On the other end of the spectrum, you have the Daily Telegraph, which went to great lengths today to demonstrate that, unlike the SMH (and the editor made the point explicitly in his editorial), the Daily Telegraph is the friend of World Youth Day. 'They [the complainers] are aided in their non-cause by the Sydney Morning Herald, a newspaper so sensitive to the concerns of one culture that it routinely deletes references to 'men of Middle-Eastern appearance' from police reports and yet runs absurd front-page stories slamming Youth Day and promoting T-shirts bearing the lines '$5500- a small price to pay for annoying Catholics'....Our bottom line on World Youth Day is this- we hope that its a success and we think that it will be. Our question for our media friends elsewhere is: surely shouldn't you wait until something has actually happened before declaring it a disaster?"
This might of course have something to do with the fact that, apparently, the Telegraph is the "WYD Sydney08 Official newspaper" (was there one of those in Cologne?) but I wouldn't be one to say. But, well and good, you might think. The enemy of my enemy is my friend and all that (or the naysayer of my naysayer, perhaps). But then, if the Telegraph is prepared to be so positive, what exactly does it think World Youth Day is all about?
The answer comes on p7 in an interview with one Carla Mascarenhas. "Its not about preaching the gospel," she says, "its about bringing people together."
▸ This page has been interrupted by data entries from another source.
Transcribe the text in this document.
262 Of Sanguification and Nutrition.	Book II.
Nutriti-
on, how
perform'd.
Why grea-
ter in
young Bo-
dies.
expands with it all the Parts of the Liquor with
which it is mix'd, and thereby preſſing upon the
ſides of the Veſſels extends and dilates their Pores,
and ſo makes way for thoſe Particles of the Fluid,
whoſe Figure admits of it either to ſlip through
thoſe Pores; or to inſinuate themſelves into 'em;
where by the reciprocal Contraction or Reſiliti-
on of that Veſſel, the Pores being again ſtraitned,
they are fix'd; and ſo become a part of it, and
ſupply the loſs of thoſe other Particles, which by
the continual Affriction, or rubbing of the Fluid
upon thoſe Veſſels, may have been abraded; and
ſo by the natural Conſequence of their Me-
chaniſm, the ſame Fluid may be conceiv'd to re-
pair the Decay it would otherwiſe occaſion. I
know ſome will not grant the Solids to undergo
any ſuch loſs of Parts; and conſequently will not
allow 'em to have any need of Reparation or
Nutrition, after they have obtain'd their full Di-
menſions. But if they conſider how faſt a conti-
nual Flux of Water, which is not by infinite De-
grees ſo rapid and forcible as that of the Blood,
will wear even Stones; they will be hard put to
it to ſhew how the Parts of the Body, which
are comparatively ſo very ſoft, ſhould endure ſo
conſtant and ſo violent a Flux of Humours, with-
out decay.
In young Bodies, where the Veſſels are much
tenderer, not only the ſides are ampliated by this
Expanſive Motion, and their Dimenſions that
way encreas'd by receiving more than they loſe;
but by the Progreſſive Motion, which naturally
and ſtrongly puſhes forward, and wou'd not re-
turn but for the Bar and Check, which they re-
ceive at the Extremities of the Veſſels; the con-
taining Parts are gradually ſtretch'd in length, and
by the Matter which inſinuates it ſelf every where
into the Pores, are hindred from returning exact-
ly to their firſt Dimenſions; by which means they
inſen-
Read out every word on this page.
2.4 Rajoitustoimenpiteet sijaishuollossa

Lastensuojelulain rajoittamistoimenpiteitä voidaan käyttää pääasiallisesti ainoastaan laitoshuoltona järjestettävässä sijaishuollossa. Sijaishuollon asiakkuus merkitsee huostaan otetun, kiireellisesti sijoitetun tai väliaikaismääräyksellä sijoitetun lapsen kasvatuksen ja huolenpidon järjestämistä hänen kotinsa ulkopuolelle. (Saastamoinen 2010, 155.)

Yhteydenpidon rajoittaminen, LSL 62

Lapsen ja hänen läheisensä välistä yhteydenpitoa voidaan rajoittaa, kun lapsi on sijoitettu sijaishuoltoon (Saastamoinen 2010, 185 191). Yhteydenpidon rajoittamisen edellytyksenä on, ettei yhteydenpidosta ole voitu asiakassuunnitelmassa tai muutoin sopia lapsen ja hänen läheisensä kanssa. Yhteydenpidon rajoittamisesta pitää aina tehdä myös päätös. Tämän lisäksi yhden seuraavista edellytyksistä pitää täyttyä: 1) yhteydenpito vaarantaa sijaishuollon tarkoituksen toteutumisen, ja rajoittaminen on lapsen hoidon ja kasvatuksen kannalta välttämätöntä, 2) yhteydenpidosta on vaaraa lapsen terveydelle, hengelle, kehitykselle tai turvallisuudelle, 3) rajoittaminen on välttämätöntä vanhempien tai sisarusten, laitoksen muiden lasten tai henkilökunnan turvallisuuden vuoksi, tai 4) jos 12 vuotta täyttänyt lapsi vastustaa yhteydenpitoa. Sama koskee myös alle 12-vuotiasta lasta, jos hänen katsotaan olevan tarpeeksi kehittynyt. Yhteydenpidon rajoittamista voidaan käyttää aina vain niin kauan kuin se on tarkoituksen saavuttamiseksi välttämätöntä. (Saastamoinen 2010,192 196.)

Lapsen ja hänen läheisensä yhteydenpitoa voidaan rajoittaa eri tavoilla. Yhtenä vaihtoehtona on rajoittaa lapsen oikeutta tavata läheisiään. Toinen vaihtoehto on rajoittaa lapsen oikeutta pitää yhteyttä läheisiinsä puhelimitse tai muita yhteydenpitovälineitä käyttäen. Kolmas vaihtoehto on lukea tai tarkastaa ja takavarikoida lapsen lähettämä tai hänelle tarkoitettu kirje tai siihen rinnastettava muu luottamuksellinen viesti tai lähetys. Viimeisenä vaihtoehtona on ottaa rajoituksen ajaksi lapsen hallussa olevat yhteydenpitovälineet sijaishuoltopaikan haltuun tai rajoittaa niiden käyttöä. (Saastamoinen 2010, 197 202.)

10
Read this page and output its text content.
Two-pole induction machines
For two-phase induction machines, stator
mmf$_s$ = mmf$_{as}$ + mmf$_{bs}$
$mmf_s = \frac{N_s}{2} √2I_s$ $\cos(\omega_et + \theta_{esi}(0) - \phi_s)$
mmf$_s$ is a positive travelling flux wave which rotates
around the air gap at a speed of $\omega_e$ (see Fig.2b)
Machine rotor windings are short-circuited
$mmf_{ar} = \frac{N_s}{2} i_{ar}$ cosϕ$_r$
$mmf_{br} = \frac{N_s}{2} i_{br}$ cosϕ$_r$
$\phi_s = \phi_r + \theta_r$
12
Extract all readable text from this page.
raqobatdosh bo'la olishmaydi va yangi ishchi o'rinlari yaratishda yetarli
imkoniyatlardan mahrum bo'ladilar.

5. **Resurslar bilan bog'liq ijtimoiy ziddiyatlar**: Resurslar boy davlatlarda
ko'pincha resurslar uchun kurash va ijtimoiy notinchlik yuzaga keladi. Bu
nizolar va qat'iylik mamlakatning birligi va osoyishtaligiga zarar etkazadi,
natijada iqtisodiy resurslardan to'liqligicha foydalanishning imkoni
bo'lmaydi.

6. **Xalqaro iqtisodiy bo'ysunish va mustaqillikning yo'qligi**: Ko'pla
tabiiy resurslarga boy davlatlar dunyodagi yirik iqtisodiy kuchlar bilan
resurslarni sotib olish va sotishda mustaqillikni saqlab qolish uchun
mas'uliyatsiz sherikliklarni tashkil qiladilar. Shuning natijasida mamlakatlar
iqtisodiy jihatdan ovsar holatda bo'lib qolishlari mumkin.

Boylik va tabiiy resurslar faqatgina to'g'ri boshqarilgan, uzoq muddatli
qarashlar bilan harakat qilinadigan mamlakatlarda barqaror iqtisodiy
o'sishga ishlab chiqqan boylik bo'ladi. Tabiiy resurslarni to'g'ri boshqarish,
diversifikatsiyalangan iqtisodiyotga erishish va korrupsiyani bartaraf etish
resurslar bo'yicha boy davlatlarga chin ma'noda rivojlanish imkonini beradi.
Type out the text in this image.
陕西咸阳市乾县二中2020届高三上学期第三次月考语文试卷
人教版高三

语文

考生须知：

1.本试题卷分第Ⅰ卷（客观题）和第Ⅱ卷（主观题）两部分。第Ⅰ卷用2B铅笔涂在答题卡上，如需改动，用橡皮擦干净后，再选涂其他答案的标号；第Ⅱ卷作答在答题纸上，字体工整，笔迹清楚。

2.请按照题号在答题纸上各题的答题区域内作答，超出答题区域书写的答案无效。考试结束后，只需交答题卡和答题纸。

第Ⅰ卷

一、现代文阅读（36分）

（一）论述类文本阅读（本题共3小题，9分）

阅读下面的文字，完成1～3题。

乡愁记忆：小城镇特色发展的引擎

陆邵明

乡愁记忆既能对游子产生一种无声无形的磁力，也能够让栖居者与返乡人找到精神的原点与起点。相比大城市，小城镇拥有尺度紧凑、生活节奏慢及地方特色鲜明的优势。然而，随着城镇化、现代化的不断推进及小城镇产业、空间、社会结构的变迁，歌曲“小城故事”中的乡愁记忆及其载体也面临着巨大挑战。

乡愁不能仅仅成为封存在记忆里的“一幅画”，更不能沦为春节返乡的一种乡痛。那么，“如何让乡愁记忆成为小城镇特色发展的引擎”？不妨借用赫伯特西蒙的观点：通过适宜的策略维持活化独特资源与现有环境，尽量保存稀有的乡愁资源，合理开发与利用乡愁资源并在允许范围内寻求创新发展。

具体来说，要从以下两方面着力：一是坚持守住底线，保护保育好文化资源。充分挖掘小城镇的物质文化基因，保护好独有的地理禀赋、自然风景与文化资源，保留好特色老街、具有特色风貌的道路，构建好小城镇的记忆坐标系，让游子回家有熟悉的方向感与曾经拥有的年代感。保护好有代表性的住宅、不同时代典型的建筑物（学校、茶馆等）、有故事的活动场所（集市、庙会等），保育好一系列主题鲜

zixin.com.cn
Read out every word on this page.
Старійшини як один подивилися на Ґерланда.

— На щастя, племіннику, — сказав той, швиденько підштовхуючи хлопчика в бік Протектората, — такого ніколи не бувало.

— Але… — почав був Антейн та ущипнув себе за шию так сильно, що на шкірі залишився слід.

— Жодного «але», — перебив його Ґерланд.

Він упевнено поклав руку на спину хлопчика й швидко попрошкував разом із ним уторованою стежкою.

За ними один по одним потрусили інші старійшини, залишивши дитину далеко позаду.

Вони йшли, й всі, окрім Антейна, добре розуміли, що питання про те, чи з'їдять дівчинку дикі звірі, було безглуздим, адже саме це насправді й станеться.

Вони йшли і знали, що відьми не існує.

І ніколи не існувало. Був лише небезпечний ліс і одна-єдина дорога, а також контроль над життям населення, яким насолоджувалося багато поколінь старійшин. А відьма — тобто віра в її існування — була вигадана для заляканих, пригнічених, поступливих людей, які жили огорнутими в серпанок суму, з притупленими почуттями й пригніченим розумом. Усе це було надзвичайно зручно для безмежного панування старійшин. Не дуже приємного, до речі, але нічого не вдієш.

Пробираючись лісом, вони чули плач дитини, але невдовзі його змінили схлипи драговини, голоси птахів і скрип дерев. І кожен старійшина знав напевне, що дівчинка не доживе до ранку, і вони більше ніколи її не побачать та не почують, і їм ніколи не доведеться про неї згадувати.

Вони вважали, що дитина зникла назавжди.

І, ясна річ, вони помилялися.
Somehow, I suspect the Pope would disagree with a statement like that. But, whatever the Pope thinks (and if I know Benedict XVI, he would probably retort by pointing to Christ and how His preaching of the gospel brought and brings people together in a way that all other things in history have been incapable of doing), this is far more illuminating of what the Telegraph staff think. One gets the image of WYD as a sort of feel-good Woodstock about joy and togetherness focussing on nothing much in particular- apart from navel-gazing and everyone saying to each other, "I'm really excited! Aren't you excited? I'm so excited!" The idea that the whole thing might be centred on the revelation of God in Jesus Christ, and that its culmination will be the making present of the Eternal Sacrifice of Calvary at Randwick Racecourse in the presence of hundreds of thousands of young people on the Sunday morning doesn't seem to have been noted. Indeed, the vague suspicion that the Pope might stand for something or Someone other than himself doesn't seem to have crossed the minds of anyone at the Telegraph offices! In point of fact, the image of WYD put across by the Telegraph seems suspiciously like the Olympics, except with no sport in the middle, just the Opening and Closing Ceremonies. I think some surprises will be in store.
The whole thing reminds me of nothing so much as the critical reaction to Mel Gibson's film Apocalypto. That film I went and saw soon after it came out, enjoyed it a lot, and then went leafing through dozens of reviews to see if anyone else had. I subsequently came away with the singular impression that most of the reviewers hadn't understood what the film was trying to say, and those that did didn't like it. While the SMH is unrelievedly hostile, I think it perceives at least dimly that its cherished values are threatened by what will be happening in Sydney in a fortnight, whereas the Telegraph seems to think the Church shares its values. In this the SMH at least is closer to the truth.
Ultimately, of course, regardless of media, newspapers and talk, the Catholic Church does its own thing, because it marches to a different drumbeat to the surrounding culture. It is, after all, the Mystical Body of the most unpredictable Man Who ever lived, Who didn't even stay dead when everybody expected Him to. Those who try to second-guess the Church, categorise it and pigeon-hole it into their own political, cultural or ideological boxes, or harness it to further their own agenda will ultimately be confounded. The Church is bigger than them and it is alive with a very different sort of life.